🤖 AI Summary
This work addresses the challenge of medical image classification under extremely limited and imbalanced labeled data, where existing vision-language models suffer from performance degradation due to high annotation costs. The authors propose a novel semi-supervised few-shot adaptation method that, for the first time, integrates a text-guided pseudo-label propagation mechanism into pre-trained vision-language models. By leveraging a multimodal linear probe, the approach effectively utilizes unlabeled data to generate high-quality pseudo-labels. This strategy substantially reduces reliance on annotated samples, successfully mitigates class imbalance, and enhances overall model performance—even when using less than half of the original labeled data.
📝 Abstract
Vision-language models (VLMs) pre-trained on large, heterogeneous data sources are becoming increasingly popular, providing rich multi-modal embeddings that enable efficient transfer to new tasks. A particularly relevant application is few-shot adaptation, where only a handful of annotated examples are available to adapt the model through multi-modal linear probes.
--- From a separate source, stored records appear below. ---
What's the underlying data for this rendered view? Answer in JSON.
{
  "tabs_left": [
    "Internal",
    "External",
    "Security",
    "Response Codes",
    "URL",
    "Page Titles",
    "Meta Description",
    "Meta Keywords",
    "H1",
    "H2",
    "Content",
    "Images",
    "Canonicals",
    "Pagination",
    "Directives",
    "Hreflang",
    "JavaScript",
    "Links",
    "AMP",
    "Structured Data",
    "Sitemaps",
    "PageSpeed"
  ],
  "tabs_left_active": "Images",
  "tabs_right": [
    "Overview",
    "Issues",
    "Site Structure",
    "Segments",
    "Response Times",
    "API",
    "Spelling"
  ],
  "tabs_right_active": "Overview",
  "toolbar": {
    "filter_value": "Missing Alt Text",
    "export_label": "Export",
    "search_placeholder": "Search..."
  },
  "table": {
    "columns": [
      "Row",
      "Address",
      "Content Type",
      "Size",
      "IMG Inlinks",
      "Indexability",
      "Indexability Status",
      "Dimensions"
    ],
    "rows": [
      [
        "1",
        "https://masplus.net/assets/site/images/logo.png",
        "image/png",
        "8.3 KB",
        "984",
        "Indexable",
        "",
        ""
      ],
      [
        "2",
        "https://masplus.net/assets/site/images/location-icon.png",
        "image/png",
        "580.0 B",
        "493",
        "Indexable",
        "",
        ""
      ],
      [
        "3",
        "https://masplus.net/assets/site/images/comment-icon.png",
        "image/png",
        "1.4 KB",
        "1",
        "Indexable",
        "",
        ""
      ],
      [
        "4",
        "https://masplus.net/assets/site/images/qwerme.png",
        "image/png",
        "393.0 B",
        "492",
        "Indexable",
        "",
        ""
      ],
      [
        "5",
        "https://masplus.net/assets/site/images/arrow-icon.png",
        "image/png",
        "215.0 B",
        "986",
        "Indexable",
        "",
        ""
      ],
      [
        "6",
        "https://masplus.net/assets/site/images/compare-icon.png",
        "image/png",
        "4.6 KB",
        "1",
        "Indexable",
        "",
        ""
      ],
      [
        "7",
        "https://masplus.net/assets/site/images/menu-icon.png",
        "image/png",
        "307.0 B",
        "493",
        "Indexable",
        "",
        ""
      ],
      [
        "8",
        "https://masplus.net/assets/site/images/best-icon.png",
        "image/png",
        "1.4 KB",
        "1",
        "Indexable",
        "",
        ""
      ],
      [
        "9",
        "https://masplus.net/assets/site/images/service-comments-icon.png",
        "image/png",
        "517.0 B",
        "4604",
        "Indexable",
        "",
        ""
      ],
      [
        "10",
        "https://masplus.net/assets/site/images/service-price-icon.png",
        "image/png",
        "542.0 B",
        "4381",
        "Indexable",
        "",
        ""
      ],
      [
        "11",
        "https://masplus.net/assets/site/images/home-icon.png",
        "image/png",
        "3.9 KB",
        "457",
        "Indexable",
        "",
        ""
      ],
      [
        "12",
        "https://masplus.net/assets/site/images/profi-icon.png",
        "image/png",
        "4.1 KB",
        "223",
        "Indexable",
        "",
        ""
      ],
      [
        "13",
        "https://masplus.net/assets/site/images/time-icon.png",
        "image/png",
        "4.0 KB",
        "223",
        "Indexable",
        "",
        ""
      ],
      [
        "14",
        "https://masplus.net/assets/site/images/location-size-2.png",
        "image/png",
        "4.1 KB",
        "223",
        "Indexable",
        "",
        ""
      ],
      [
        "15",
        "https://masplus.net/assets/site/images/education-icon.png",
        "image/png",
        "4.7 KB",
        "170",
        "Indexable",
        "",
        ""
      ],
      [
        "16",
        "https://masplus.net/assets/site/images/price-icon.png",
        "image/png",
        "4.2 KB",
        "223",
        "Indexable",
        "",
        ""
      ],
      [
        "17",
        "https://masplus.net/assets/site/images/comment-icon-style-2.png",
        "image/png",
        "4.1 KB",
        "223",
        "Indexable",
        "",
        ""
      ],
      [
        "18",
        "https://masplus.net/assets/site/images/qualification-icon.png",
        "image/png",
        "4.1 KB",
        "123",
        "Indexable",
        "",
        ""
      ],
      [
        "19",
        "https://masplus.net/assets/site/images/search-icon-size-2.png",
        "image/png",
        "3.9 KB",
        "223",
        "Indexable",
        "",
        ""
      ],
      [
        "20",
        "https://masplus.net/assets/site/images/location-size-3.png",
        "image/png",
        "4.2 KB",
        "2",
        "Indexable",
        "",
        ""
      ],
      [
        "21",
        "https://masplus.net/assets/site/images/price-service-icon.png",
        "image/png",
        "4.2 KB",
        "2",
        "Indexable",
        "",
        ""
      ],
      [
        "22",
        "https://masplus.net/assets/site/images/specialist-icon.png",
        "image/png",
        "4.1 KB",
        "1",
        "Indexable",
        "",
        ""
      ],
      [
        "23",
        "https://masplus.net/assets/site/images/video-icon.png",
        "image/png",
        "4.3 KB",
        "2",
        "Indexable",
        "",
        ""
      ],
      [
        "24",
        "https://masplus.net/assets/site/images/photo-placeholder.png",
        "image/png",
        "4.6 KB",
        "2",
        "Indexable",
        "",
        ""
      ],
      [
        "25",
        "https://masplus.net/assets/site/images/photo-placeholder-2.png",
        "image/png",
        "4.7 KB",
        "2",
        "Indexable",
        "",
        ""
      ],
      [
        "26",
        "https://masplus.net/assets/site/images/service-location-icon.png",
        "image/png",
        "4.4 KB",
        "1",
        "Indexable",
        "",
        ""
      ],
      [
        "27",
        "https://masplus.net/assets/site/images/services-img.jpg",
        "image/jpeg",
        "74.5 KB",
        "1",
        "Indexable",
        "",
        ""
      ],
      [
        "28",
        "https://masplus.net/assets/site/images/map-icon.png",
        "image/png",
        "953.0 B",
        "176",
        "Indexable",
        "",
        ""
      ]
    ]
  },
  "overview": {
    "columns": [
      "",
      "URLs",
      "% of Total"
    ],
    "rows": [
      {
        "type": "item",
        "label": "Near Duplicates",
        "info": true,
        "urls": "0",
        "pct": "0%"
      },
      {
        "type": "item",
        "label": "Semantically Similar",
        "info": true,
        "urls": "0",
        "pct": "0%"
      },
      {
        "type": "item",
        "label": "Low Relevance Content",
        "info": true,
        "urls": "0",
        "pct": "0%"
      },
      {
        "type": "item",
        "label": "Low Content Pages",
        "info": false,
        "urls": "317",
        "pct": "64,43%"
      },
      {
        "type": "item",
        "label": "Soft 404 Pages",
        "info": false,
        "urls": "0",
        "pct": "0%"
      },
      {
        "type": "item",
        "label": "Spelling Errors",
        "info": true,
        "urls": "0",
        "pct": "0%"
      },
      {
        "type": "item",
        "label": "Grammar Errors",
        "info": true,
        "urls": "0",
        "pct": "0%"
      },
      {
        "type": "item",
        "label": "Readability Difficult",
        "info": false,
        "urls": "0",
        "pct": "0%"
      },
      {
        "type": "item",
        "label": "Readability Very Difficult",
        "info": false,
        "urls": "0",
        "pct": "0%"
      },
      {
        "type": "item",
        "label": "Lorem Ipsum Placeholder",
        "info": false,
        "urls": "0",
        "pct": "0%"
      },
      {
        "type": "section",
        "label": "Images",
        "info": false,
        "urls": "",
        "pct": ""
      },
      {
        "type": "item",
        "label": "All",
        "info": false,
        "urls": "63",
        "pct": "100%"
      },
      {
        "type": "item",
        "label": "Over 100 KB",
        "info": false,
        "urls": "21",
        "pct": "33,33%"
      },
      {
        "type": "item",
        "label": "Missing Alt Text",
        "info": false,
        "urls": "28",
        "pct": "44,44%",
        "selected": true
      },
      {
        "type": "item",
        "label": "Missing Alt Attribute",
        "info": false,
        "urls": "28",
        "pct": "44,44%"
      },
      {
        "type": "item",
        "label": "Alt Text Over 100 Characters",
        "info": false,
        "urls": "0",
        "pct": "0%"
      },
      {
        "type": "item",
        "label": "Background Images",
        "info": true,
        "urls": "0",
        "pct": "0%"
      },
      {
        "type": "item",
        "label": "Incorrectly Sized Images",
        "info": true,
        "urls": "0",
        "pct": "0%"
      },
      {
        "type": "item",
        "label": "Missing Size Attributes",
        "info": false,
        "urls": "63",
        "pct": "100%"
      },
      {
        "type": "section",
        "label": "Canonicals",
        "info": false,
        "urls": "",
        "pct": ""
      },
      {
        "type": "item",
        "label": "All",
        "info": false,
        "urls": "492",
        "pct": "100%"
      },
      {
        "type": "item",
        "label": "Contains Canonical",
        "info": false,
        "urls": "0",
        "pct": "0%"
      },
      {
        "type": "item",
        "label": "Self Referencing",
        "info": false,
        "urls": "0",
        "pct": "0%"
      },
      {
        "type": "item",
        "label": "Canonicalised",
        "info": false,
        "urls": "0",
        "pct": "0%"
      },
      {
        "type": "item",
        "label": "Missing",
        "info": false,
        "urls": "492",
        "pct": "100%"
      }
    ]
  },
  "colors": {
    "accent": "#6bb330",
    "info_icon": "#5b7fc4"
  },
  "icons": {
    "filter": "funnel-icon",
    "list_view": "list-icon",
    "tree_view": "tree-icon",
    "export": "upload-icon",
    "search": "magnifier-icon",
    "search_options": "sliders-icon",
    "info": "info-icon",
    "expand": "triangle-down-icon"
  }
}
In medical imaging, specialized VLMs have shown promising performance in zero- and few-shot image classification, which is valuable for mitigating the high cost of expert annotations. However, challenges remain in extremely low-shot regimes: the inherent class imbalances in medical tasks often lead to underrepresented categories, penalizing overall model performance. To address this limitation, we propose leveraging unlabeled data by introducing an efficient semi-supervised solver that propagates text-informed pseudo-labels during few-shot adaptation. The proposed method enables lower-budget annotation pipelines for adapting VLMs, reducing labeling effort by >50% in low-shot regimes.